Die heute sichtbaren Unterschiede im Mauerwerk
zwischen dem ersten und dem zweiten Obergeschoß des Unteren Tores zeigen
recht deutlich, was 1468 vom Unteren Tor stehen blieb: auf der Stadtseite
vom Boden bis etwa unterhalb des österreichischen Wappens, auf der Westseite
vom Boden bis etwa zu den beiden dort eingemauerten Steinkugeln aus dem Waldshuter
Krieg. Es ist sogar wahrscheinlich, dass die Einmauerung dieser Steinkugeln
ganz bewusst geschah, um als Markierung für spätere Zeiten festzuhalten,
bis wohin das Untere Tor im Waldshuter Krieg eingestürzt war. Die Vorgänge
um den Waldshuter Krieg von 1468, in dem sich die damals schon bestehende
Junggesellenschaft 1468 Waldshut, die älteste Zunft Deutschlands, auszeichnete,
gehört zu den bekanntesten Abschnitten unserer Stadtgeschichte, ebenso
wie das Gelübde von Bürgerschaft und Rat ". . . dass sy und
Ire nachkommen nun hiefüro alweges zuo einer ewigen gedechtnus den nechsten
Sambstag vor St Veren Tag . . . ein ewig Jarzeit halten lassen wollen",
was. der eigentliche Sinngehalt der Chilbi ist.
Einen Anhaltspunkt dafür, wie das Untere Tor vor seiner Teilzerstörung
1468 ausgesehen haben könnte, geben verschiedene alte Ansichten Waldshuts,
die anlässlich des Waldshuter Krieges entstanden und sich naturgemäß
mehr auf das militärische Geschehen als auf die Wiedergabe des Stadtbildes
konzentrieren.

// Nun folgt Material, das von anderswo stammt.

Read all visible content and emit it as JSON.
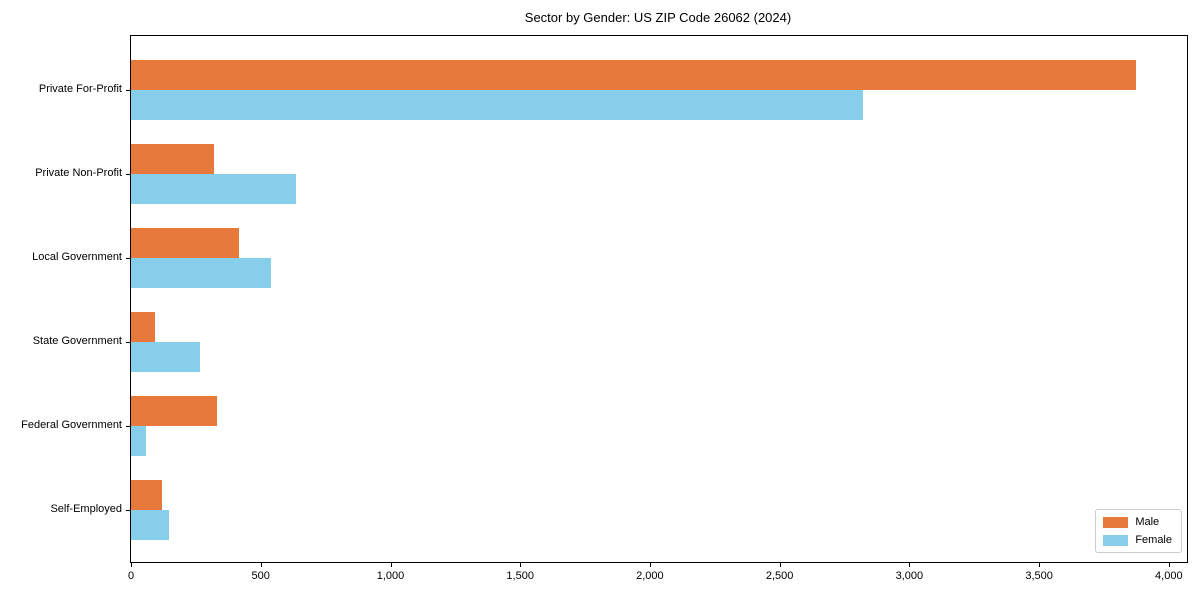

Es sind vor allem die Bilder-Chroniken, welche u. a. die Ereignisse
des Waldshuter Krieges darstellen und dabei auch das Antlitz unserer Stadt
zeichnen. - Die Chronik von Tschachtlan zeigt die von den Eidgenossen belagerte
Stadt in einer Art Panoramahaften Abwicklung vom Schweizer Rheinufer aus gesehen,
in welcher Rheintor und Oberes Tor deutlich zu erkennen, Unteres Tor und Waldtor
jedoch nicht klar zu scheiden sind, wobei ein in Eckposition befindlicher
Rundturm niemals das Untere Tor sein kann, jedoch etwa anstelle des Waldtores
sich ein ziemlich hoher Turm von quadratischem Querschnitt mit Zinnenkranz
und Pyramidendach erhebt, auf den in auffälliger Weise die Berner Geschütze
gerichtet sind, von denen wir wissen, dass sie vor dem Unteren Tor postiert
waren. Es spricht also manches dafür, diesen Turm als eine Wiedergabe
des Unteren Tores anzusehen, das Bemerkenswerterweise hier schon schwere Einschüsse
zeigt! - In einer Nürnberger Bilderchronik erscheint in überaus
mächtiger Darstellung das Obere Tor mit der Zugbrückenanlage über
den Seltenbach, auf der Südflanke ein runder Turm in Eckposition, auf
dessen Kegeldach sich stadtseitig ein erkerartiges Zwerchhaus befindet und
schließlich ein Turm von quadratischem Querschnitt, dessen obere Hälfte
abgebrochen ist! Hierbei kann es sich wohl nur um das im Waldshuter Krieg
"zerschossene" Untere Tor handeln, auch wenn die Abwicklung des
Stadtbildes dieses Tor hier eher im Norden als im Westen anordnet.